透さんの腕を掴むと、透さんは大きくため息をついた。
「安心しろ。今は大丈夫だから。ただ、この薬はかなり依存性が高い。望月さん自身、医者からも言われてるはずだ。今後のフォローはかなり大切だと思った方がいい。」
「分かりました…。」
「話は帰ってから聞くから、とりあえずお前は仕事に行ってこい。望月さんは圭に付き添っててもらうから。何かあったら俺に連絡させる。

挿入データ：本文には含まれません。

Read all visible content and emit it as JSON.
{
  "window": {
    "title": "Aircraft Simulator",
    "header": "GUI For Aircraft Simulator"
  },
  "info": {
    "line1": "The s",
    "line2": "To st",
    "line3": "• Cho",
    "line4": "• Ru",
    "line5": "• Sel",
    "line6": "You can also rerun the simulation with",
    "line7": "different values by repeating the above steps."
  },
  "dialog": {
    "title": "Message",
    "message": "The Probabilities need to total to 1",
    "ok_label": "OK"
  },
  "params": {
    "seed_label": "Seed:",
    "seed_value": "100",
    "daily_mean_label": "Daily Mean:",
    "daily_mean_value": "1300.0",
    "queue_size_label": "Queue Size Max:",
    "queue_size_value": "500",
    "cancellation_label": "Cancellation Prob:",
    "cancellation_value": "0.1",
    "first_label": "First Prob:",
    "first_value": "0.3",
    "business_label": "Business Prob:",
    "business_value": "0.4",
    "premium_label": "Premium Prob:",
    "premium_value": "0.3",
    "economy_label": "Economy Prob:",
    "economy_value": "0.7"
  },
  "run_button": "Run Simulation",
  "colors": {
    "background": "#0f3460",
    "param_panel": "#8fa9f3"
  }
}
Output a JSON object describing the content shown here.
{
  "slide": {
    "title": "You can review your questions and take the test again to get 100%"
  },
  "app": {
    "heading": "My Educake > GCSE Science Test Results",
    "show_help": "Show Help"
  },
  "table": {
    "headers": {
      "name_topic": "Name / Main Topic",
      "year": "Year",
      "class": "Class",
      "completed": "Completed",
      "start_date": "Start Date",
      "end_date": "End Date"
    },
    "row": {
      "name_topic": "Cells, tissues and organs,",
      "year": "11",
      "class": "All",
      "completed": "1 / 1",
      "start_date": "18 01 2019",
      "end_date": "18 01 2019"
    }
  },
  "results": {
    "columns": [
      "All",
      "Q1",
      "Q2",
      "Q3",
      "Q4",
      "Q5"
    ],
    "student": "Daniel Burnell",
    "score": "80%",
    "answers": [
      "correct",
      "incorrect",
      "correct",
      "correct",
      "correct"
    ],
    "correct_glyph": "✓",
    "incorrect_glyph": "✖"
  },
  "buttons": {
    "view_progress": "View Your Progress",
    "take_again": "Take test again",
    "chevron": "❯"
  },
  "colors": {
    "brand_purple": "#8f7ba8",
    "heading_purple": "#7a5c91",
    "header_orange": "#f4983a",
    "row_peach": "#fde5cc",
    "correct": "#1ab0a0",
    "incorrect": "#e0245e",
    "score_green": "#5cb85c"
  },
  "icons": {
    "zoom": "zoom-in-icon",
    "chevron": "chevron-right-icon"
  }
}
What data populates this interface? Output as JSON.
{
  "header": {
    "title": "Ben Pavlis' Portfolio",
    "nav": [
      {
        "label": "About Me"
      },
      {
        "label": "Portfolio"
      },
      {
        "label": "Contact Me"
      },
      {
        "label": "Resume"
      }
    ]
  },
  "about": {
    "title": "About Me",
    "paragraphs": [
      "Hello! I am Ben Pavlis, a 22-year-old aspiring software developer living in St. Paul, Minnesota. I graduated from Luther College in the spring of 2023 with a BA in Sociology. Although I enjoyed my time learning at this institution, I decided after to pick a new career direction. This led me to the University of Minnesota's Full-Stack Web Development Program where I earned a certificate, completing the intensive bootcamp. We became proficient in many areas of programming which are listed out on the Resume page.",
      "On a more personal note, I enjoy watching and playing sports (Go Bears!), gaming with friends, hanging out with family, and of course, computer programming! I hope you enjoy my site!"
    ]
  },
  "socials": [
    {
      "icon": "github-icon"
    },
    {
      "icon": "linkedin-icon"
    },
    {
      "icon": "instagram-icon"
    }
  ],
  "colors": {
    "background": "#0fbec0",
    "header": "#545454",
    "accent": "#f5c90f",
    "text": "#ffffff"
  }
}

」
「でもっ…」
こんな状態の先輩を置いて仕事に行くなんて無理だ。
先輩をぎゅっと抱きしめると、圭さんが近づいてきた。
「俺に任せて?もっちーさんのことはちゃんと見守ってるから!」
「圭さんのことが信用できないわけじゃなくて…、その……」
何て言葉にすればいいんだろう。
圭さんは信用してるけど、ただ俺が付き添っていたい。
言葉に詰まっていると、圭さんはニコッと笑う。
「わかってるよ!心配なんでしょー?でも夏月くんまで休んだら、もっちーさんも罪悪感が残っちゃうんじゃないかな?」
「………」
「夏月は仕事が終わったら、この心療内科に話を聞きに行くのと、次の受診日までに足りない分の薬をもらってきてくれ。俺からも連絡しておく。」
透さんから診察券を渡される。
心療内科わたせクリニック。
先輩は俺の知らないうちに心療内科に通院していたらしい。
土曜って…。
午前中、柳津さんと会ってたんじゃなくて、病院に行ってたんだ…。
どうしてって思うけど、きっと先輩のことだから、俺に心配かけないため、だよな……。
「先輩の目が覚めたら連絡してください…。」
「うん。わかった。」
「先輩のこと怒らないで…。俺がちゃんと注意するから…。」
「俺たちが怒らなくても、主治医からはたっぷりお叱り受けるだろうな。」
「はい…。」
仕事用の鞄を持って、会社に遅刻することと、先輩が体調不良で休むことを伝える。
「先輩、いってきます…。」
なかなか目覚めない先輩の唇にチュッとキスを落とし、俺は家を出た。